US Federal Reserve (Getty Images)
Stock markets dropped after the Federal Reserve released minutes of the policymakers' June meeting that suggested the central bank isn't close to ordering new monetary stimulus, even as a number of leading forecasters called more action both needed and increasingly likely.
The Fed's Open Market Committee believed that the economy is growing more slowly than it had seemed to be when the policymakers met in April, according to the minutes. But instead of ordering more bond purchases to pump money into the economy, the committee decided to continue its policy of pushing long-term interest rates lower by selling short-term bonds and buying longer-term paper, the Fed said.

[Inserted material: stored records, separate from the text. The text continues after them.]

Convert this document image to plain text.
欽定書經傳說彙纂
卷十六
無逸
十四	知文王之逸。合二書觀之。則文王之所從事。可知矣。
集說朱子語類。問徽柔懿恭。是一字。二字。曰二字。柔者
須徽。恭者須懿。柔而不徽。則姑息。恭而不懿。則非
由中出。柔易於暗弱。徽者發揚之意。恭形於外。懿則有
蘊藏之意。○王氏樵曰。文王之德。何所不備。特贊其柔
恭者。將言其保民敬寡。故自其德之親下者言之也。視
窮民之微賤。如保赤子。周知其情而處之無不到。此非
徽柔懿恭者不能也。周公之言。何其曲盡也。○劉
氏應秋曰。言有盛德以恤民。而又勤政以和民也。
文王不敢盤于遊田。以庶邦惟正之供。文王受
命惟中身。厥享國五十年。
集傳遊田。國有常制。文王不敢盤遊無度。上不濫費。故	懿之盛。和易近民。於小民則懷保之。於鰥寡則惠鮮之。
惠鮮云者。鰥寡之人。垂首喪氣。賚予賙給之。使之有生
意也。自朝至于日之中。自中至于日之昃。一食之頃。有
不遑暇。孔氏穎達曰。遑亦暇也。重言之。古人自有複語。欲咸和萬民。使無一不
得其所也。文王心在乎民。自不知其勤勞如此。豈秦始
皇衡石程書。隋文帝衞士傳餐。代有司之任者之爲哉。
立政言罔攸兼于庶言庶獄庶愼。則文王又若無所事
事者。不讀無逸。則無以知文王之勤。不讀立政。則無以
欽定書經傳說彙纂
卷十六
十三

Only "a few" members favored the more direct monetary push of bond buying, known as quantitative easing, the minutes said. But the economy has weakened enough that the Fed is likely to have to pump more money into the economy by year's end, possibly at its next open market committee meeting late this month, said Ryan Sweet, a Moody's Analytics economist.
"We still expect a third round of quantitative easing this year, and odds are better than even that it occurs at the next meeting," Sweet wrote in a note to clients. Economists at investment banks including Barclays made similar predictions.
The Standard; Poor's 500-stock index dropped by more than half a percentage point after the central bank released the minutes at 2 p.m. ET. But the S&P recovered most of the ground, closing virtually unchanged at 1341.45.
The bounce back suggests investors read the minutes as saying support within the Fed for more easing is rising, IHS Global Insight said.
The Fed's economic forecast is too bullish, said Paul Edelstein, director of financial economics at IHS.
Fed members are likely to cut their economic forecasts, and will probably ease monetary policy when they revise their predictions, he said.
"There is clearly support for further easing if the slowdown is persistent," said Barclays economist Dean Maki.
The Fed is ready to do more if it can put money into the economy without sparking inflation, the minutes reported.